Register for the new Alert Solano

Solano County officials want “everyone who lives, works, plays or travels through” the county to sign up for its new emergency alert system, spokesman Matthew Davis said.

Solano County, in partnership with its seven cities and Travis Air Force Base, are encouraging everyone to register for the new Alert Solano emergency notification system, which is being rolled out now, he said.

“Alert Solano allows us to send important messages to you through the convenience of your email, cell phone and text messaging, giving us the ability to let you know about incidents and emergencies that may affect you — as they happen,” said Don Ryan, Solano County’s emergency services manager.

In the event of an emergency, public safety officials, including the Solano County Sheriff’s Office, local police and fire officials, can send out a message about a potential safety hazard or concern, including severe weather alerts, road closures and natural disasters directly to those who have registered for Alert Solano.

“The success of Alert Solano relies on you,” Ryan said. “Having your latest contact information is the best way public safety officials can reach you directly in an emergency.”

The Alert Solano emergency notification system allows users to provide customized information to allow the most efficient delivery of emergency information. Users are encouraged to register multiple devices, including cell phones, smart phones and tablets. Alerts can be sent to all devices listed in the Alert Solano account, maximizing the chances of alerting users in a timely manner, officials said.

The main difference between this new system and the ones used by the county and cities before, besides the efficiency of coordination, is the flexibility afforded subscribers, said Kevin Ives, emergency services technician, Sheriff’s Office of Emergency Services.

“The Sheriff’s office, and Vacaville had (another, more limited system,)” he said. “Benicia has been using this new one for several years, and we were able to leverage their contract with them for favorable terms. Vallejo had (a system,) but also called the county to make notifications.”

The old systems made strictly voice notifications, whereas Alert Solano allows subscribers to select voice, or text or email alerts, he said. Also, the old one wasn’t’ available for all the cities; Suisun, Rio Vista, and Dixon, for instance, couldn’t use it themselves and had to rely on the Sheriff’s Department.

Alert Solano can make 100,000 calls at once, and, it has “IPAWS,” like an Amber Alert, which can send a text to cell phones in a certain area — like if there’s a hazmat incident and you are going in that direction, or if you have no land line, it can alert you.”

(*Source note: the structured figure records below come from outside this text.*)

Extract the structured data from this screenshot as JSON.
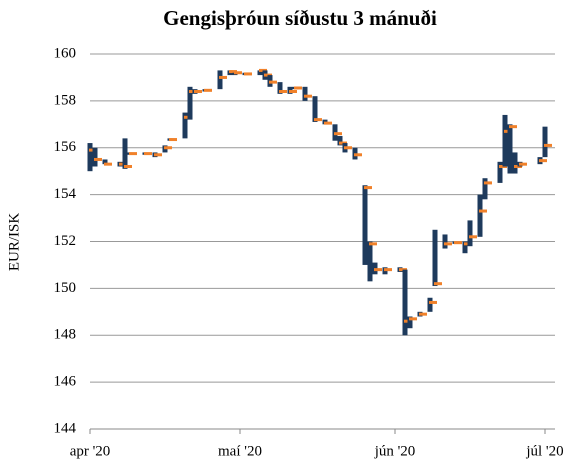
{
  "chart_data": {
    "type": "hlc",
    "title": "Gengisþróun síðustu 3 mánuði",
    "y_label": "EUR/ISK",
    "x": [
      0,
      1,
      3,
      6,
      7,
      8,
      11,
      13,
      15,
      16,
      19,
      20,
      21,
      23,
      26,
      28,
      29,
      31,
      34,
      35,
      36,
      38,
      40,
      41,
      43,
      45,
      47,
      49,
      50,
      51,
      53,
      55,
      56,
      57,
      59,
      62,
      63,
      64,
      66,
      68,
      69,
      71,
      73,
      75,
      76,
      78,
      79,
      82,
      83,
      84,
      85,
      86,
      90,
      91
    ],
    "high": [
      156.2,
      156.0,
      155.5,
      155.4,
      156.4,
      155.8,
      155.8,
      155.8,
      156.1,
      156.4,
      157.5,
      158.6,
      158.5,
      158.5,
      159.3,
      159.3,
      159.2,
      159.2,
      159.3,
      159.3,
      159.1,
      158.8,
      158.6,
      158.6,
      158.6,
      158.2,
      157.2,
      157.0,
      156.5,
      156.2,
      156.0,
      154.4,
      152.0,
      151.1,
      150.9,
      150.9,
      150.8,
      148.8,
      149.0,
      149.6,
      152.5,
      152.3,
      152.0,
      152.0,
      152.9,
      154.0,
      154.7,
      155.4,
      157.4,
      157.0,
      155.8,
      155.4,
      155.6,
      156.9
    ],
    "low": [
      155.0,
      155.2,
      155.3,
      155.2,
      155.1,
      155.7,
      155.7,
      155.6,
      155.8,
      156.3,
      156.4,
      157.2,
      158.3,
      158.4,
      158.5,
      159.1,
      159.1,
      159.1,
      159.1,
      158.9,
      158.6,
      158.3,
      158.3,
      158.5,
      158.0,
      157.1,
      157.0,
      156.3,
      156.1,
      155.8,
      155.5,
      151.0,
      150.3,
      150.6,
      150.6,
      150.7,
      148.0,
      148.3,
      148.8,
      149.0,
      150.1,
      151.7,
      151.9,
      151.5,
      151.8,
      152.2,
      153.8,
      154.5,
      155.2,
      154.9,
      154.9,
      155.2,
      155.3,
      155.6
    ],
    "close": [
      155.9,
      155.5,
      155.3,
      155.3,
      155.2,
      155.75,
      155.75,
      155.7,
      156.0,
      156.35,
      157.3,
      158.4,
      158.4,
      158.45,
      159.0,
      159.25,
      159.2,
      159.15,
      159.3,
      159.1,
      158.8,
      158.4,
      158.4,
      158.55,
      158.2,
      157.2,
      157.05,
      156.6,
      156.2,
      156.0,
      155.7,
      154.3,
      151.9,
      150.8,
      150.8,
      150.8,
      148.6,
      148.7,
      148.9,
      149.4,
      150.2,
      151.9,
      151.95,
      151.9,
      152.2,
      153.3,
      154.5,
      155.2,
      156.7,
      156.9,
      155.2,
      155.3,
      155.45,
      156.1
    ],
    "bar_color": "#1e3a5c",
    "close_color": "#f0812a",
    "xlim": [
      0,
      93
    ],
    "xticks": [
      {
        "value": 0,
        "label": "apr '20"
      },
      {
        "value": 30,
        "label": "maí '20"
      },
      {
        "value": 61,
        "label": "jún '20"
      },
      {
        "value": 91,
        "label": "júl '20"
      }
    ],
    "ylim": [
      144,
      160
    ],
    "yticks": [
      144,
      146,
      148,
      150,
      152,
      154,
      156,
      158,
      160
    ],
    "grid": true
  }
}
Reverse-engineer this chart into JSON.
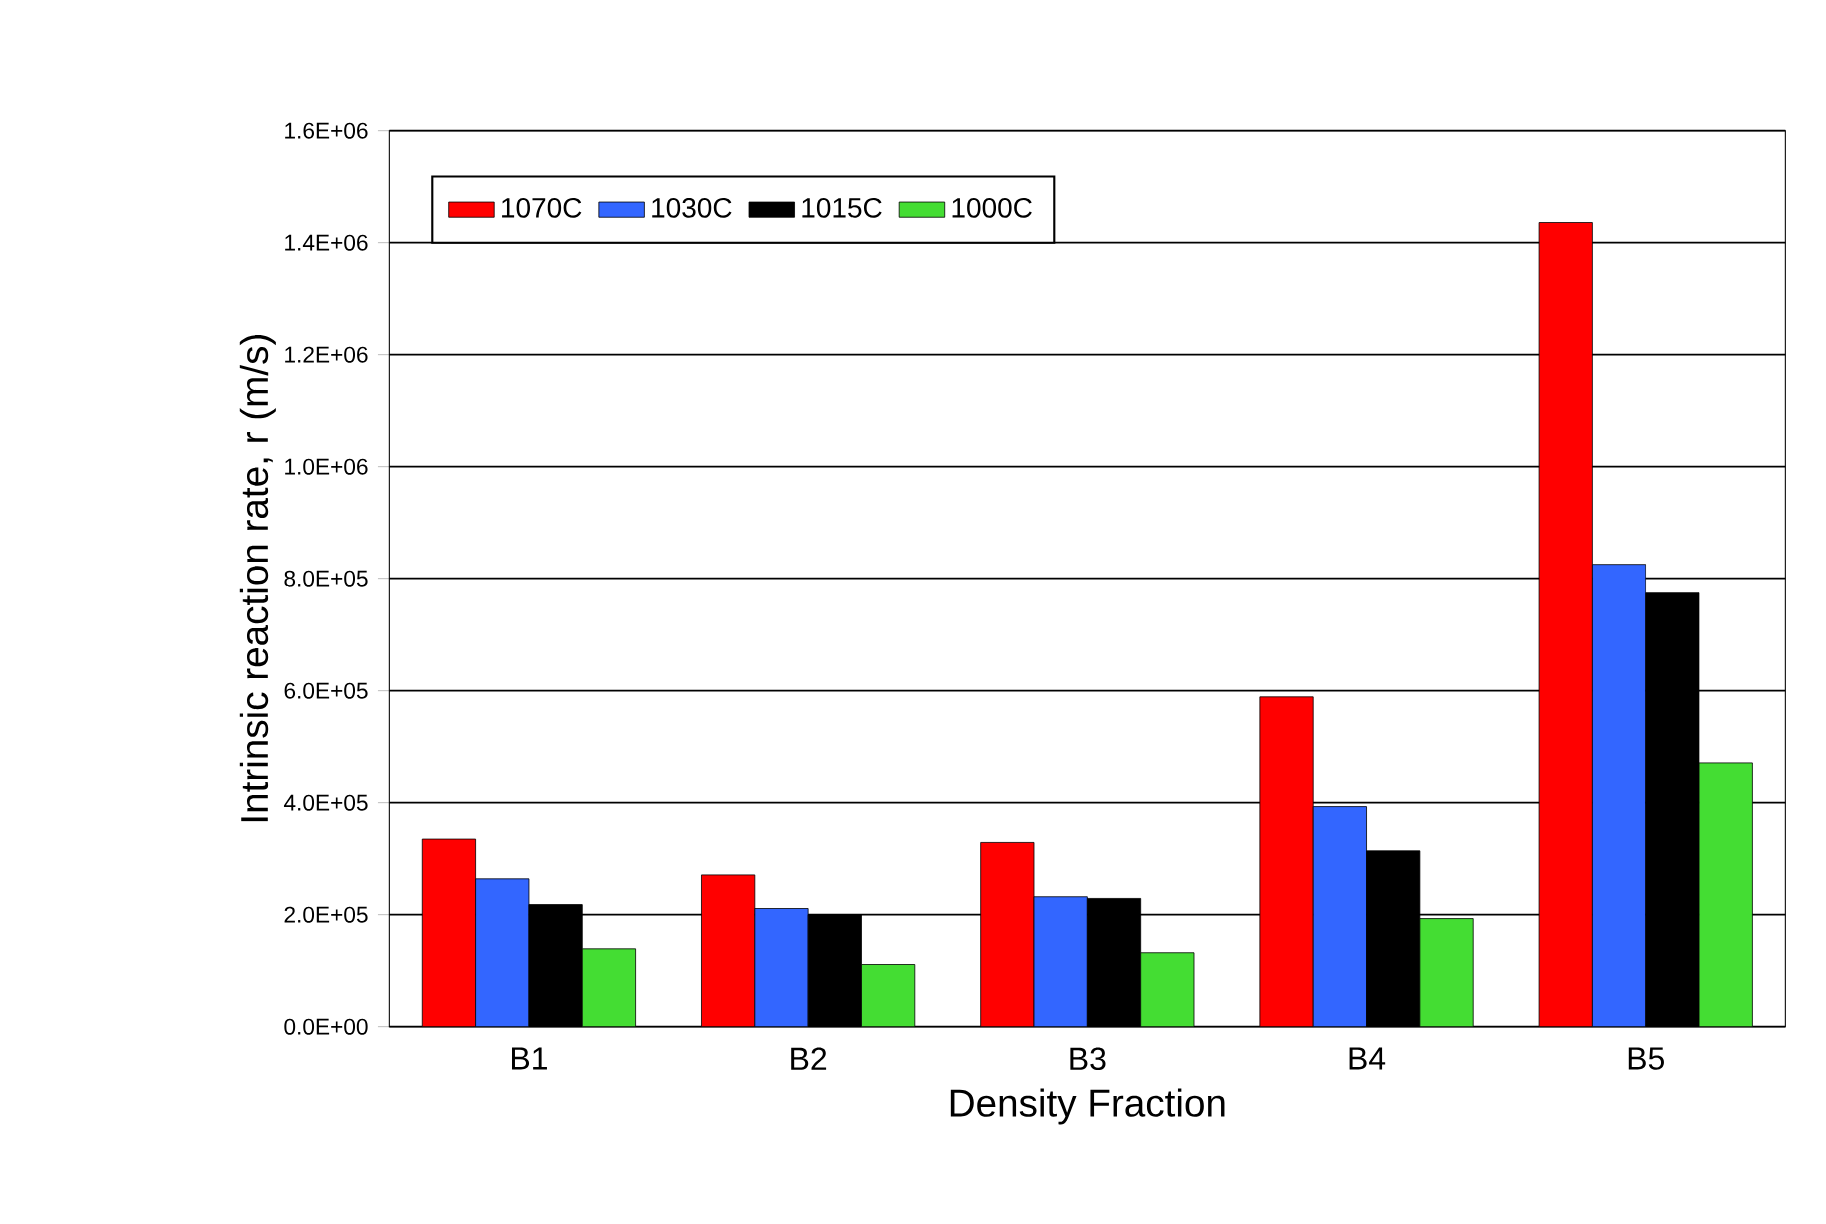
{
  "chart_data": {
    "type": "bar",
    "xlabel": "Density Fraction",
    "ylabel": "Intrinsic reaction rate, r (m/s)",
    "categories": [
      "B1",
      "B2",
      "B3",
      "B4",
      "B5"
    ],
    "series": [
      {
        "name": "1070C",
        "color": "#ff0000",
        "values": [
          335000,
          271000,
          329000,
          589000,
          1436000
        ]
      },
      {
        "name": "1030C",
        "color": "#3366ff",
        "values": [
          264000,
          211000,
          232000,
          393000,
          825000
        ]
      },
      {
        "name": "1015C",
        "color": "#000000",
        "values": [
          218000,
          200000,
          229000,
          314000,
          775000
        ]
      },
      {
        "name": "1000C",
        "color": "#44dd33",
        "values": [
          139000,
          111000,
          132000,
          193000,
          471000
        ]
      }
    ],
    "ylim": [
      0,
      1600000
    ],
    "yticks": [
      {
        "value": 0,
        "label": "0.0E+00"
      },
      {
        "value": 200000,
        "label": "2.0E+05"
      },
      {
        "value": 400000,
        "label": "4.0E+05"
      },
      {
        "value": 600000,
        "label": "6.0E+05"
      },
      {
        "value": 800000,
        "label": "8.0E+05"
      },
      {
        "value": 1000000,
        "label": "1.0E+06"
      },
      {
        "value": 1200000,
        "label": "1.2E+06"
      },
      {
        "value": 1400000,
        "label": "1.4E+06"
      },
      {
        "value": 1600000,
        "label": "1.6E+06"
      }
    ],
    "grid": "y",
    "legend": "top left"
  }
}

Alert Solano is active, though there is an official public release planned for June 4, he said, adding that there’s already been a “soft launch” to County employees and others and dispatcher training is already complete.

Ives said Alert Solano is “about twice as expensive as the old system, but there’s a three-year federal grant funding it now. He said it is believed the system will actually save the cities and county money in the long run by consolidating, creating “more efficiency in spending.”

A new grant will be applied for when the current one nears its end, and, failing that, officials will consider a cost-sharing arrangement with the cities, if the thing is working as well as hoped, he said.

A land line will work for notifications, but a computer is needed to sign up. Sheriff’s officials will be going around to fairs and senior centers, with computers to help sign people up.

In exchange for opting in, you get alerts whenever there’s an emergency in your area, Ives said.

“We can provide any emergency information when there’s threat to life, property or the environment,” he said. “We can alert you to evacuate, where to evacuate, where shelters are; about missing people, escapees — a wide array of information can be put out. It will continue to get better as we get more people to opt in.”

So far, more than 6,500 have opted in, and the system has more than 100,000 white pages listings it can contact. “Individual cities can also do subscription lists for specific information, like road closures or fairs,” he said. “There’s a lot of versatility to this system, that’s the biggest takeaway.”

Everyone is encouraged to register for Alert Solano through the self-registration portal at www.AlertSolano.com. Participants can register up to five addresses. It is recommended that every person in a household sign up for an account. Once registered, users can update their information online at any time through the Alert Solano portal.

The cities of Benicia, Dixon, Fairfield, Rio Vista, Suisun City, Vacaville and Vallejo, including the unincorporated areas of Solano County, are all participating in the Alert Solano emergency notification system. Solano County respects the privacy of all Alert Solano registrants and will keep all user information confidential. It will never be sold or released for commercial purposes.